By the early 20thcentury, Norway was largely deforested, and the barren land was not able to recover due to the number of domesticated animals grazing on it. With the foresight with which Norwegians still are obviously possessed, in 1919 the country was the first on earth to evaluate their forests and forestry practices. The long-term result is that Norway is covered with three times more forest than 100 years ago, and only one-third of forested land is harvested. The only downside is that only three species of conifers have been replanted, the result being a lack of diversity in the species trees, especially in the north. In the south, there are plenty of deciduous species such as maple, birch and oak. All in all, 30% of the country is covered in forest, which is surprising considering that such a huge percentage of the country is above 800 metres where the tundra begins.

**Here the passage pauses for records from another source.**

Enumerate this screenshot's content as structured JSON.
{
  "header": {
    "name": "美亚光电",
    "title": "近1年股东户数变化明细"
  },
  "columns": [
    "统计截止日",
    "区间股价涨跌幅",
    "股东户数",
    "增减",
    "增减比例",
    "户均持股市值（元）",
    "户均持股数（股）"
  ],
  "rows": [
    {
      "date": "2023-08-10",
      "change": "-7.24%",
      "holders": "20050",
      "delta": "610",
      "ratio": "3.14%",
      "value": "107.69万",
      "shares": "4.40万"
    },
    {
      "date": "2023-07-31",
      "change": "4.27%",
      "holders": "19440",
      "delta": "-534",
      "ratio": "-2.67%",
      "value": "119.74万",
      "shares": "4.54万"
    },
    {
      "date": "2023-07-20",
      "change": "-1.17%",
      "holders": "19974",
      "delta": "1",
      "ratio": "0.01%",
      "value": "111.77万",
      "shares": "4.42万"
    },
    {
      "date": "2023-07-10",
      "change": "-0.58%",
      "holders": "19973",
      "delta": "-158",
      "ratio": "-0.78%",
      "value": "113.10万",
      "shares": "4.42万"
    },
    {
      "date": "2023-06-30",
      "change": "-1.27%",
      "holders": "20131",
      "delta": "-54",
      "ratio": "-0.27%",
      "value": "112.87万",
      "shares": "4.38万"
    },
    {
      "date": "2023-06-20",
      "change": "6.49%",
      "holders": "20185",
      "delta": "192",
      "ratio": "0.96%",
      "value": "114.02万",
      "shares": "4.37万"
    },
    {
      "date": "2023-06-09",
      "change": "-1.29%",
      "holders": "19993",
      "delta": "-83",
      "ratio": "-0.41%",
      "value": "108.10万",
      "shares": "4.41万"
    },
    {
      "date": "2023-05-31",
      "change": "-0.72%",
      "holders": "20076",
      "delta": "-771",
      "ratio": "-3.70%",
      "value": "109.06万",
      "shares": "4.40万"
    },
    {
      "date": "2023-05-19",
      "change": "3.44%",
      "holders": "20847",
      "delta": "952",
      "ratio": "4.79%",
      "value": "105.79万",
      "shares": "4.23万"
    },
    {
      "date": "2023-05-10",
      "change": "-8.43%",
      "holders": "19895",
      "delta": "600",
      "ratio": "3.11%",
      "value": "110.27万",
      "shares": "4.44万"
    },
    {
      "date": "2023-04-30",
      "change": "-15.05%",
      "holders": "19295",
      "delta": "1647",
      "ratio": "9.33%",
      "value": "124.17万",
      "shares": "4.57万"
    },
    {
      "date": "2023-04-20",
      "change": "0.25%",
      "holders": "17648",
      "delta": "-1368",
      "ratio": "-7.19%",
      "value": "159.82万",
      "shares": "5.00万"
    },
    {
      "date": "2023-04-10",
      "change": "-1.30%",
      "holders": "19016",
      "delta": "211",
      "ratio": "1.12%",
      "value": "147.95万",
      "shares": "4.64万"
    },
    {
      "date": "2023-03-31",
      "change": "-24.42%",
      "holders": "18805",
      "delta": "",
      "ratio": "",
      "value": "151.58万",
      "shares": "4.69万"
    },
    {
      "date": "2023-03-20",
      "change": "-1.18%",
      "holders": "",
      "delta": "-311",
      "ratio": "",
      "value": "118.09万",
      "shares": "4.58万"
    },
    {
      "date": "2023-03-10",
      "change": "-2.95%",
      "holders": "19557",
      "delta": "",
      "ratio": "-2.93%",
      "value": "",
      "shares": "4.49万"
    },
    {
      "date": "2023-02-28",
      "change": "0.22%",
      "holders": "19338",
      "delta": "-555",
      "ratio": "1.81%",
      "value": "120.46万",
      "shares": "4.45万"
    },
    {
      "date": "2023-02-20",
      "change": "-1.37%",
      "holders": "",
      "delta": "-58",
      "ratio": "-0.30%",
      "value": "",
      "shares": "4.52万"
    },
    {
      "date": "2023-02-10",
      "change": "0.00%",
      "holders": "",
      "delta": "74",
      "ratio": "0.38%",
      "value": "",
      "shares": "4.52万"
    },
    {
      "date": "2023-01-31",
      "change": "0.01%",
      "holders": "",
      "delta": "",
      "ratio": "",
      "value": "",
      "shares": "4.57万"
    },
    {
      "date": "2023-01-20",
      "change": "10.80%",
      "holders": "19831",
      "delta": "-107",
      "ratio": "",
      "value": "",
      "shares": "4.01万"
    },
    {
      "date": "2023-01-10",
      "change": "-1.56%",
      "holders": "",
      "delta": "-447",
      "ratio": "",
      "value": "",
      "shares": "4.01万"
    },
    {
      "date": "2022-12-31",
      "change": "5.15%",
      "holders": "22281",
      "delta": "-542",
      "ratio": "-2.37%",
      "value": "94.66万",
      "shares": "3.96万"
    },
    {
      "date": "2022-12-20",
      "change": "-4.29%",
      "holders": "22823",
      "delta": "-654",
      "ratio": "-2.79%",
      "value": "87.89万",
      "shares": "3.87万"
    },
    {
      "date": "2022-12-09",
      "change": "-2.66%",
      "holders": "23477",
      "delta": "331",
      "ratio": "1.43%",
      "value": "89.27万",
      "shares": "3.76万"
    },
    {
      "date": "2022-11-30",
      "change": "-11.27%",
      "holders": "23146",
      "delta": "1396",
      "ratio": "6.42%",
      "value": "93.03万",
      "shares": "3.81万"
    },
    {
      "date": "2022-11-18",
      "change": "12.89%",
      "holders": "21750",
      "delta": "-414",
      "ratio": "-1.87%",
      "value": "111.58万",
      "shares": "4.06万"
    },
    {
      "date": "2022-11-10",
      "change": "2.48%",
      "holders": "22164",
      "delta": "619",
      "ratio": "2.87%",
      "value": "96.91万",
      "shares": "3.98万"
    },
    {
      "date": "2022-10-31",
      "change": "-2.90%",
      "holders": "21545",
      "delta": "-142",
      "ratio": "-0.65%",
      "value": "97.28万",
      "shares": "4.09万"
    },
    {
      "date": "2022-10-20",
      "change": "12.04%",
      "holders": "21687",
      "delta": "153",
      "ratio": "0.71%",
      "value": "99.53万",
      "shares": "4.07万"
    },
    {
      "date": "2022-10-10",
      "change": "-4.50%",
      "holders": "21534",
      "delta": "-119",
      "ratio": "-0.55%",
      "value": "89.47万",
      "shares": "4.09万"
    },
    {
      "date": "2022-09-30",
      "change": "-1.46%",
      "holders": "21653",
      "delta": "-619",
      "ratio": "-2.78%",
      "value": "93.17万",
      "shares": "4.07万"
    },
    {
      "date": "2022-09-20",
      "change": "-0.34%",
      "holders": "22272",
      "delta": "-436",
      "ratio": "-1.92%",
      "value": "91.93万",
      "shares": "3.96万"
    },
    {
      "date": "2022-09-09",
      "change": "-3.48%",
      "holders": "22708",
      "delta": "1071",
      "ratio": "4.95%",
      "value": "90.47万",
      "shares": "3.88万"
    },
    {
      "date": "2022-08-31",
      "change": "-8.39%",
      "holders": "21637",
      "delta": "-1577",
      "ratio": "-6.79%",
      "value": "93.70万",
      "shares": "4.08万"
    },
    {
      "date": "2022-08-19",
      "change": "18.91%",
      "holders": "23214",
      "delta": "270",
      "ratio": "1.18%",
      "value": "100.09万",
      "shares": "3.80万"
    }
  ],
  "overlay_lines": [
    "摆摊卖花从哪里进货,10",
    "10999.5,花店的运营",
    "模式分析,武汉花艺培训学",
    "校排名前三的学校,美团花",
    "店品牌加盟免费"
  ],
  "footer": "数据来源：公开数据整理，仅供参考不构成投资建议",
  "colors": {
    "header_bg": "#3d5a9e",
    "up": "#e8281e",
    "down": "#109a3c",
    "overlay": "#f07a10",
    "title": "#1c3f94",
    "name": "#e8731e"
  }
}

We are now cruising through the Valldal valley, a fertile farming locale with another of the warm microclimates, with summer temperatures as high as 25 degrees Celsius (77 degrees Fahrenheit). This relatively small farming region annually produces about 800 tons of strawberries. The reason for such abundance is both the relatively warm temperatures and, most of all, the 18 to 21 hours of sunshine each day during the late spring and early summer. Our bus driver John thoughtfully pulls the bus over at a roadside stand, purchases two containers to share with us. They are the very sweetest, most delicious strawberries either of us have ever had. Truly, they are, and deserve the reputation they have throughout the country.
We continue to pass through gorgeous scenic valleys, past charming small towns and enchanting harbors. We make a couple of more photo stops, and then meander through more hills and valleys connected by multi-kilometer long tunnels. A few minutes after we pass through Stordal, a town known for its furniture factories, around 6pm, we arrive back in Alesund and our ship.
What a day. We will be loading many, many photos on Facebook (and eventually this blog site when the Internet returns to a speed that can handle downloads) of this day. Steve can’t help it. Both of us are utterly blown away with the beautiful, astounding, breathtaking, abundant, picture perfect countryside of Norway.
Pat Kohl
July 17, 2019In case you ever wonder whether all the detail is worth it… It is, it is, it is! Thanks so much.